Cloud Pak System provides a high availability framework for virtual machines (VMs) to eliminate single points of failure and provide peer to peer failover for multiple Platform System Managers.

Virtual machine availability

Cloud Pak System offers high availability of a single system to address failures and keep virtual machine instances running.
  • Redundant hardware, such as networking, storage, compute, and power supplies.
  • No single points of failure for management node cloud groups with active high availability containing two management nodes.
  • Virtual machines remain available during system maintenance updates or hardware failures, leveraging reserved capacity and mobility actions within the system.
  • Additional capacity can be added and used with no service interruption.

    Power off is disabled for the leader Platform System Manager virtual machine and you cannot perform the shutdown operation.

In order for a system to be highly available, all components must be highly available. Currently, the only component for which you can control its high availability mode is a cloud group. When a cloud group's high availability is active, the physical capacity is reserved to ensure that even during peak utilization the overall functionality and state of the system remains healthy while virtual machine instances are evacuated, during both system failures and updates. The amount of reserved physical capacity is determined by the cloud group type: dedicated or average.

The following table shows how a virtual machine's CPU and memory reservations are mapped to hardware resources:
Note: VMware CPU overhead is amortized over each physical CPU. There is a 10% overhead that is reserved on each pCPU for ESX giving you 0.9 of a core for a dedicated cloud group, and 0.1125 for an average cloud group.
Table 1. Mapping of CPU and memory reservations to hardware resources
Type CPU count (1 vCPU) Virtual memory (1 MB)
Dedicated 0.9 pCPU per vCPU 1 physical MB
Average 0.1125 pCPU per vCPU 1 physical MB
Note: VMware CPU overhead is amortized over each physical CPU. There is a 10% overhead that is reserved on each pCPU for ESX giving you 0.9 of a core for a dedicated cloud group, and 0.1125 for an average cloud group.

Optionally, a cloud group can be set to reserve resources for high availability.

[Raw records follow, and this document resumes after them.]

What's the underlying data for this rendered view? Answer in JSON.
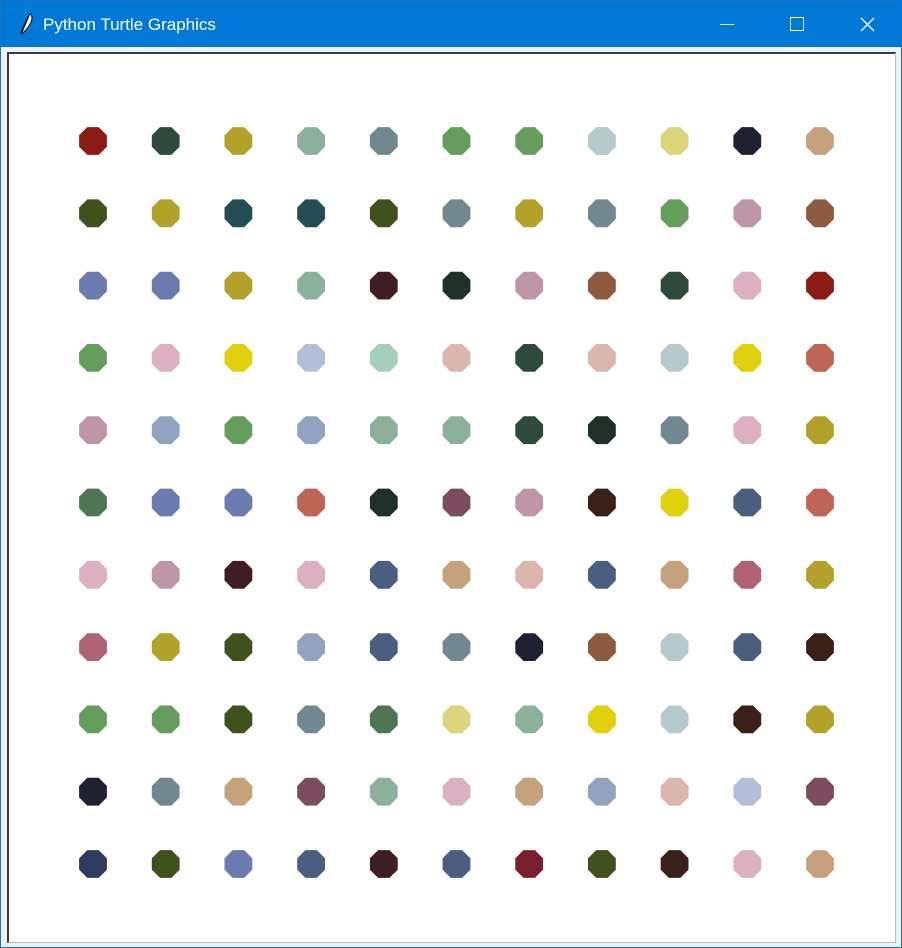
{
  "window": {
    "title": "Python Turtle Graphics",
    "icon": "feather-icon",
    "controls": [
      "minimize-icon",
      "maximize-icon",
      "close-icon"
    ],
    "titlebar_color": "#0078d7"
  },
  "canvas": {
    "background": "#ffffff",
    "dot_rows": [
      [
        "#8b1c15",
        "#2e4a3c",
        "#b3a22a",
        "#8cb19b",
        "#728890",
        "#649d5c",
        "#649d5c",
        "#b6c9cf",
        "#dbd57c",
        "#1e2132",
        "#c6a27c"
      ],
      [
        "#3f521c",
        "#b3a22a",
        "#254d55",
        "#254d55",
        "#3f521c",
        "#728890",
        "#b3a22a",
        "#728890",
        "#649d5c",
        "#be96a8",
        "#8d5a3e"
      ],
      [
        "#6b7bb0",
        "#6b7bb0",
        "#b3a22a",
        "#8cb19b",
        "#401d25",
        "#1f3029",
        "#be96a8",
        "#8d5a3e",
        "#2e4a3c",
        "#dcafc1",
        "#8b1c15"
      ],
      [
        "#649d5c",
        "#dcafc1",
        "#e0d10c",
        "#b3bedb",
        "#a4cfba",
        "#dcb5ac",
        "#2e4a3c",
        "#dcb5ac",
        "#b6c9cf",
        "#e0d10c",
        "#bf6556"
      ],
      [
        "#be96a8",
        "#91a3c1",
        "#649d5c",
        "#91a3c1",
        "#8cb19b",
        "#8cb19b",
        "#2e4a3c",
        "#1f3029",
        "#728890",
        "#dcafc1",
        "#b3a22a"
      ],
      [
        "#4e7653",
        "#6b7bb0",
        "#6b7bb0",
        "#bf6556",
        "#1f3029",
        "#7b4d5e",
        "#be96a8",
        "#3a2019",
        "#e0d10c",
        "#4a5f80",
        "#bf6556"
      ],
      [
        "#dcafc1",
        "#be96a8",
        "#401d25",
        "#dcafc1",
        "#4a5f80",
        "#c6a27c",
        "#dcb5ac",
        "#4a5f80",
        "#c6a27c",
        "#b06473",
        "#b3a22a"
      ],
      [
        "#b06473",
        "#b3a22a",
        "#3f521c",
        "#91a3c1",
        "#4a5f80",
        "#728890",
        "#1e2132",
        "#8d5a3e",
        "#b6c9cf",
        "#4a5f80",
        "#3a2019"
      ],
      [
        "#649d5c",
        "#649d5c",
        "#3f521c",
        "#728890",
        "#4e7653",
        "#dbd57c",
        "#8cb19b",
        "#e0d10c",
        "#b6c9cf",
        "#3a2019",
        "#b3a22a"
      ],
      [
        "#1e2132",
        "#728890",
        "#c6a27c",
        "#7b4d5e",
        "#8cb19b",
        "#dcafc1",
        "#c6a27c",
        "#91a3c1",
        "#dcb5ac",
        "#b3bedb",
        "#7b4d5e"
      ],
      [
        "#2e3a5e",
        "#3f521c",
        "#6b7bb0",
        "#4a5f80",
        "#401d25",
        "#4a5f80",
        "#771f2c",
        "#3f521c",
        "#3a2019",
        "#dcafc1",
        "#c6a27c"
      ]
    ]
  }
}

This option reserves resources (CPU and memory) within the cloud group equivalent to one compute node. The reserved capacity in a cloud group containing N compute nodes is 1 / N of the resources (CPU and memory) on each compute node.

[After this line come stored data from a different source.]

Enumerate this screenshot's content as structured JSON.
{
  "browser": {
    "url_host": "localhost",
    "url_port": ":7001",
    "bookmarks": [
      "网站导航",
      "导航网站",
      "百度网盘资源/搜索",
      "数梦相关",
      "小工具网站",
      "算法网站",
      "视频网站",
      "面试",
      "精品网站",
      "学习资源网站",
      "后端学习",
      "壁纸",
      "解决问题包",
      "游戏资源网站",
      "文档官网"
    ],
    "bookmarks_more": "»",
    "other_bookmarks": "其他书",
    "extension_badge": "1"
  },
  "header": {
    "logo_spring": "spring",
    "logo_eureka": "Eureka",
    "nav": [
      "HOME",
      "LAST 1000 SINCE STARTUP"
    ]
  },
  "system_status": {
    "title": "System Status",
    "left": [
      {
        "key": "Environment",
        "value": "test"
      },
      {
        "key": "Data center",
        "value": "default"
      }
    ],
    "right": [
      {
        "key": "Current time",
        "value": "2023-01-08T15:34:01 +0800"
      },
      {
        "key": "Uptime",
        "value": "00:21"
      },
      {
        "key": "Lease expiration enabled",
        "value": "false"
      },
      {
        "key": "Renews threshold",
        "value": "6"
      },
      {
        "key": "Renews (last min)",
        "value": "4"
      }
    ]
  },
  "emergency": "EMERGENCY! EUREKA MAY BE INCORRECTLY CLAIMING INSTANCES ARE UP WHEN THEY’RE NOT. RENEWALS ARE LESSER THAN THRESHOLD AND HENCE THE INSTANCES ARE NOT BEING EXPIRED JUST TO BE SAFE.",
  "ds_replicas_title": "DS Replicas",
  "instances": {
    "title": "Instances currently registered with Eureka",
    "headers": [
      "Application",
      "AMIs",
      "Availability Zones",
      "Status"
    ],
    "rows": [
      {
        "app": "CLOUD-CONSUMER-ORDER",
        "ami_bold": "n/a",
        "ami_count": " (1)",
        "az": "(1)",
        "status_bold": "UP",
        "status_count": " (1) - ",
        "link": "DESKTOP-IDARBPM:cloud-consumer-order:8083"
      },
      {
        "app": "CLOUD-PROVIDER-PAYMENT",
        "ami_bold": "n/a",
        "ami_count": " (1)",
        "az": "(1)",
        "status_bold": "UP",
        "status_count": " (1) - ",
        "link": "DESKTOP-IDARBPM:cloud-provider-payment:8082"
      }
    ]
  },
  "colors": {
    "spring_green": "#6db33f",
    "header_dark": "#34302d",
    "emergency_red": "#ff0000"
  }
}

If the Reserve resources for availability option is enabled, the evacuation of virtual machine instances from one compute node to another, if required, will always complete successfully without impacting the virtual machine instances because the required resources within the cloud group have been set aside in advance.

If the Reserve resources for availability option is disabled, one of three situations regarding evacuation can occur during the system update process:
  • When an evacuation is not required, the updates can complete without requiring the movement of virtual machines off of their existing compute nodes.
  • When an evacuation is required and the cloud group has enough physical capacity for the evacuation to occur, as determined by the cloud group type, the updates can complete without impacting the running virtual machine instances.
  • When an evacuation is required and the cloud group does not have enough physical capacity for the evacuation to occur, the updates cannot complete without affecting the virtual machine instances.
Note: When you evacuate a virtual machine instance from one compute node to another, the log file can include numerous DUPLICATE IP ADDRESS DETECTED messages. These messages are for informational purposes only and no action is required.